Mombasa, Kenya’s port city, has been invaded by so many nations over five centuries that its Swahili named means ‘island of war’ – but the resulting melange is a fascinating and vibrant destination.
Judy Bryant / supplied
Kenya’s 480km-long coastline is one of the most idyllic resort areas in the world, a tropical fantasy of powdery white beaches fringed with palms, bougainvillea, mangrove swamps and creeks. Near the shore, a long coral roof shelters lagoons coral gardens and national parks, where 250 species of brilliantly coloured fish dart and weave among marine plants.
The Portuguese arrived here in the 15th century, stopping off at Malindi (now the favourite hangout of bronzed Italians and offering great pasta) and later swooping on a number of Swahili trading cities along the coast. In 1528, they attacked Mombasa an established political and economic dominance for 200 years, until they in turn were overthrown by the Omani Arabs, and the British ruled from 1888 until independence in 1963. All these influences have impacted on Mombasa’s culture, architecture and cuisine, founded on African ingredients and tempered by centuries of trade contacts and settlement.
Mombasa is Kenya’s second largest town and its only port. Its built on an island and separated from the mainland by two creeks. Nyali Bridge takes you to the beautiful beaches, resorts, nightclubs and restaurants of the North Coast, including scenic Watamu Bay. Just outside Watamu village, the lost world of the Gedi Ruins – a mysterious complex of houses, palaces, tombs and mosques built during the 13th century – is worth a visit for its fascinating insight into the Afro-Arab civilisation that thrived on the East Coast some eight centuries ago.
South of Mombasa, from Kilindini Harbour, are even more splendid beaches and hotels.

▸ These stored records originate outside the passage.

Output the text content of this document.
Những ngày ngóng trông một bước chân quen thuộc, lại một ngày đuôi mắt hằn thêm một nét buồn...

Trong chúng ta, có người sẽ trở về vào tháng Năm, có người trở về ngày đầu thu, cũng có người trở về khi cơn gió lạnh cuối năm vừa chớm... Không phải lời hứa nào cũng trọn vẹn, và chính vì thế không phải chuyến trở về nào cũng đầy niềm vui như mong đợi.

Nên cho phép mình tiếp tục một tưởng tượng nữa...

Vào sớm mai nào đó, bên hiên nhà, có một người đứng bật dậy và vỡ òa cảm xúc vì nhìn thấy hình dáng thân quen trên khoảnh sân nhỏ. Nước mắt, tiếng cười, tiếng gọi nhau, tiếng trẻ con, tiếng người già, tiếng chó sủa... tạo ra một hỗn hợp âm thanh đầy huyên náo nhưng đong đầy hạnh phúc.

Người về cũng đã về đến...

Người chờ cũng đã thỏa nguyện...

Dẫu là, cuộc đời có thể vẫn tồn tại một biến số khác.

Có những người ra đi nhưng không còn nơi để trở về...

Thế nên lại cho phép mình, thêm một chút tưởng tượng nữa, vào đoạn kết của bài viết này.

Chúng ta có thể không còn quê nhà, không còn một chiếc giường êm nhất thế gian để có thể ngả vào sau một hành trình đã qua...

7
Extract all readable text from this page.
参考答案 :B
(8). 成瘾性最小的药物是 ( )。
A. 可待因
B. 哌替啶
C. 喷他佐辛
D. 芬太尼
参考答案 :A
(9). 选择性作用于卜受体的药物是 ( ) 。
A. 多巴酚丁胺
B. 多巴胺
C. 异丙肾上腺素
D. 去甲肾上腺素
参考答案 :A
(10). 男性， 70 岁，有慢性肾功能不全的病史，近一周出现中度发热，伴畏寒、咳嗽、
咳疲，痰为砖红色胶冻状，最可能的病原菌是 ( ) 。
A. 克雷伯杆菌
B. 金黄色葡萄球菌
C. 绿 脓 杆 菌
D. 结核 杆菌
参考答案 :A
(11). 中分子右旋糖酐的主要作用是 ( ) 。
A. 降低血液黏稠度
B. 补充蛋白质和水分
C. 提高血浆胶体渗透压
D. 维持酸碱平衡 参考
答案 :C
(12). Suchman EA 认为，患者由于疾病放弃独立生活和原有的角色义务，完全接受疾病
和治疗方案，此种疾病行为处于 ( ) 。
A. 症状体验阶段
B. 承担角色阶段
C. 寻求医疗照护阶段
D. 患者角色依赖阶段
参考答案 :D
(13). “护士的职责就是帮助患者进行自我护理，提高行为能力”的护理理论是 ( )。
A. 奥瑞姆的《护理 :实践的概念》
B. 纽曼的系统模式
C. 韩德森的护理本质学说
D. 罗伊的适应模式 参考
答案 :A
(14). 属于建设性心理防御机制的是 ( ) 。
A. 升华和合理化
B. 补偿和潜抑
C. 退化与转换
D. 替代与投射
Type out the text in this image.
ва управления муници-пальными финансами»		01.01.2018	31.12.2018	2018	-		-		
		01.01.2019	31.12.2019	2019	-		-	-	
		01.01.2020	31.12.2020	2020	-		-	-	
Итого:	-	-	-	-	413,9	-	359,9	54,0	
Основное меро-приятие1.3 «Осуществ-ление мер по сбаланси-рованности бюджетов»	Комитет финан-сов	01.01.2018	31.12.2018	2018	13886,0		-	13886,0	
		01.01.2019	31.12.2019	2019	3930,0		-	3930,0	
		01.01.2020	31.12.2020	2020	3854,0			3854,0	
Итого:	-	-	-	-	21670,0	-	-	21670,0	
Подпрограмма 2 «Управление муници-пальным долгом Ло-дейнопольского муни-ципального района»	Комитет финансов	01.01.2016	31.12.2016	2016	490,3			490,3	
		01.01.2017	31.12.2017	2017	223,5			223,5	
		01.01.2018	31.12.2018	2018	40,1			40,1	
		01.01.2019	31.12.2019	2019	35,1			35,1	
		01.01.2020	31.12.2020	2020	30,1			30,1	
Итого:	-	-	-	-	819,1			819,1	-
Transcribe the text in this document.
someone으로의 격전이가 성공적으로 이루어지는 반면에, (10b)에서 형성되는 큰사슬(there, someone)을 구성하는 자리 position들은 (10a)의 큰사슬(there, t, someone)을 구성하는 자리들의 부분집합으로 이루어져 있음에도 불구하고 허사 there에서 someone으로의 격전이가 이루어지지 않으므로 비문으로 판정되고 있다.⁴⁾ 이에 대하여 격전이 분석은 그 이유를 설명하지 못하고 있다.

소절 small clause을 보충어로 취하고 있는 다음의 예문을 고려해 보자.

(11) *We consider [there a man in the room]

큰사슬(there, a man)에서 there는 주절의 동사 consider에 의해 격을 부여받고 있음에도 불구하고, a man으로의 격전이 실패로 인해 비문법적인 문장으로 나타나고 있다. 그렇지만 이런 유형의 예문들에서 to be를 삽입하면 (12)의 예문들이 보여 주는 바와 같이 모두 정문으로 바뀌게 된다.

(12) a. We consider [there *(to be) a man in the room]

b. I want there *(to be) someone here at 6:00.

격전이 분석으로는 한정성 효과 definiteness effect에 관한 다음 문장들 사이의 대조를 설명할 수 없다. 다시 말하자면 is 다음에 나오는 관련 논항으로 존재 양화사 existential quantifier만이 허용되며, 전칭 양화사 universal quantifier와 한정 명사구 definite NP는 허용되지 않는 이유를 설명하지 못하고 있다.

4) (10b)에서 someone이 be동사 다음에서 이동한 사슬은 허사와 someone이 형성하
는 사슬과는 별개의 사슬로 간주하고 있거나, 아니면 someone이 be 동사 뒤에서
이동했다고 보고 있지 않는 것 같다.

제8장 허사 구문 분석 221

A short dhow ride off Wasini Island’s outer reefs takes you to marine reserves where you can snorkel and dive among whale sharks, dolphins and turtles.
Mombasa’s Old Town is an easy day trip from the resorts. It has a fascinating collection of historical 18th-century buildings, many with intricately carved doors and elegantly styled fretwork balconies overlooking tiny, winding alleyways. It’s now a mix of old and new, with decaying buildings alongside traders selling everything from kangas and baobab seeds to mobile phone accessories and Red Bull.
Before you take on the chaotic traffic, smooth-talking traders and craftsmen of downtown Mombasa, order a freshly-brewed coffee, fruit juice or milkshake at the Jahazi Coffee Shop in the Old Town. This must-visit is an unlikely culinary and cultural creation of three young teachers who head up the science, humanities and expressive arts departments of the local Aga Khan Academy. They teamed up with local master carpenter Abdallah Ali Mohamed and coffee barista Mohamed Riziki (who honed his skills at a Starbucks in Saudi Arabia) to create a cultural meeting place that buzzes.
Book in advance for a traditional Swahili meal painstakingly prepared by local women and relax on comfy cushions to enjoy the delicately spiced fish, chicken, meat or vegetable biryani. The muezzin’s call to prayer from the mosque nearby drifts in on the hot air, as scooters clatter by.